Und dann brach ein weiteres Mal der Applaus aus, die rockige Musik begleitete ihren Freund und Moderator der Show die Treppe herunter und auch Joko und Klaas begrüßten ihn mit dem verdienten Applaus. Immerhin schaffte er es, die beiden jedes Mal aufs Neue für die nächste Aufgabe einzunorden und auf diesem schmalen Grad zwischen Unterstützung für die beiden und Kampfgeist für ProSieben zu wandern.
„Hallo, hallöchen, einen wunderschönen guten Abend, alles gut, beruhigen Sie sich!“ Die Umarmungen der drei wurden vom weiteren Jubel begleitet, das Publikum stand und strahlte diese energievolle Vorfreude aus, die Klaas am Anfang der Show so liebte.
Mit beschwichtigenden Armbewegungen zum Publikum wandte Joko sich um, Klaas sah ihm dabei belustigt zu, wie sich sein Kollege zum Affen machte. Als ob so ein Armschwenk Ruhe bringen würde. Steven ließ das unberührt und er moderierte mit festem Blick in die Kamera die Show an.
„Herzlich Willkommen.“
Nach nur zwei Wörtern war der feste Blick aber wieder weg und er musste leise lachend zum Publikum schauen, das weiter johlte und klatschte und stampfte, dass Klaas sich manchmal wunderte, dass die Tribünen diesem Angriff gewachsen waren.
„Herzlich Willkommen zur besten Samstagabendshow-Unterhaltung an einem Dienstag-Abend.“
Joko legte Klaas eine Hand auf die Schulter und beugte sich zu dessen Ohr runter.
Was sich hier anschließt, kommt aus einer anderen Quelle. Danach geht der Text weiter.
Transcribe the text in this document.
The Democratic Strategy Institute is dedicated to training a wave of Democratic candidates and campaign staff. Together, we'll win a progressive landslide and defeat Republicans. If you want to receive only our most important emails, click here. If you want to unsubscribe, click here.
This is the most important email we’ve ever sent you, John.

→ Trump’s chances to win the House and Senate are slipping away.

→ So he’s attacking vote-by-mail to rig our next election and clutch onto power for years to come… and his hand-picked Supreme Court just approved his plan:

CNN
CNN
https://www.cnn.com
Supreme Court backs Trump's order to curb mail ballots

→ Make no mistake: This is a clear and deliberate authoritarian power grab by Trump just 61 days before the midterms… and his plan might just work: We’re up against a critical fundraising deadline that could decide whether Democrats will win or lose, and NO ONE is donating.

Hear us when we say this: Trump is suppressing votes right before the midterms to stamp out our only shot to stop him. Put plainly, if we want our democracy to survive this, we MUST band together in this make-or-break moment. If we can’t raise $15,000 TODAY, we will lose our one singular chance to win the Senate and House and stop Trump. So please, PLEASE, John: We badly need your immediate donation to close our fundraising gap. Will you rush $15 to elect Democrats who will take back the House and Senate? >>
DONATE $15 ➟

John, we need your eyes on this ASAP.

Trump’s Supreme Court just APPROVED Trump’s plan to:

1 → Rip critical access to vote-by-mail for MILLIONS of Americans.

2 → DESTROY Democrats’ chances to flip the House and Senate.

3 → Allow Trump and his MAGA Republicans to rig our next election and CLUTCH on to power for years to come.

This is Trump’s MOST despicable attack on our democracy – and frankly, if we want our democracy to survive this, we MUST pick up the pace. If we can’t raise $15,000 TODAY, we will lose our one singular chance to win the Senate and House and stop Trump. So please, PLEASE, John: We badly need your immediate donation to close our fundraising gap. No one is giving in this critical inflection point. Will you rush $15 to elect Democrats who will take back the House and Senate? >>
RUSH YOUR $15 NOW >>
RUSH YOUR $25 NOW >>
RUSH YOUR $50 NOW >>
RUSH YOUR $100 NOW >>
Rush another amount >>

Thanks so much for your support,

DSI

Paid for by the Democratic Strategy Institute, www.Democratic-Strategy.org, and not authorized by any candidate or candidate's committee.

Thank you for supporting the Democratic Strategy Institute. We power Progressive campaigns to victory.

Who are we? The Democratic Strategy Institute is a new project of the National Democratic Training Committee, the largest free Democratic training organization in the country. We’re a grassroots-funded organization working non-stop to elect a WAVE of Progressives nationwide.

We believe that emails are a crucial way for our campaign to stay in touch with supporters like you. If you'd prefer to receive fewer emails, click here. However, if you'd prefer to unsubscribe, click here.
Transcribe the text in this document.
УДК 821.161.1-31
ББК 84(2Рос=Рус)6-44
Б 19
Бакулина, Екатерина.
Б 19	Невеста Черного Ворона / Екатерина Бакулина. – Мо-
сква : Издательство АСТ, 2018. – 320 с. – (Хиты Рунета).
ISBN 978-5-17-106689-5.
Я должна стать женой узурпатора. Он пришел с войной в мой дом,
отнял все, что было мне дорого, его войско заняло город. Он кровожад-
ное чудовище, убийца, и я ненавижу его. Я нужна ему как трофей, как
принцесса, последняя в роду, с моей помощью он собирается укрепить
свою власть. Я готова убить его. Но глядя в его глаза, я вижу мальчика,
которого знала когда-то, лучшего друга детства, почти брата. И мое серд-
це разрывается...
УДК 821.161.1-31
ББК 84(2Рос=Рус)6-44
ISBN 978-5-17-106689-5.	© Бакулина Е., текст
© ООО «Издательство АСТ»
„Gut, dass nicht Samstag ist, da habe ich schon was anderes vor.“
Klaas lehnte sich so leicht zurück, dass er in die braunen Augen seines Freundes blicken konnte und sah das Augenbrauenwackeln. Lachend schüttelte er den Kopf und streifte nebenbei die Hand von seiner Schulter, die da immer noch lag und die Hitze der Scheinwerfer nur noch verstärkte.
„Ja ja, du mich auch, du warst ewig nicht mehr bei einem meiner Konzerte.“
„Wer weiß, vielleicht diese Woche?“
Ein Tippen an seiner anderen Schulter ließ Klaas herumfahren und auch Joko zuckte zusammen, als Steven und das Publikum wieder in seinen Fokus gerieten.
„Wenn ihr beide mit tuscheln fertig seid, würden wir eigentlich gerne anfangen. Ohne euch wird das ein bisschen schwierig, denn immerhin ist das hier Joko und Klaas gegen ProSieben.“
Stevens Lachen war deutlich hörbar und ein paar übereifrige Publikumsinsassen gröhlten kurz, was Joko nur verständnislos die Augenbrauen zusammen ziehen und kopfschüttelnd in die Ecke der Tribünen blicken ließ.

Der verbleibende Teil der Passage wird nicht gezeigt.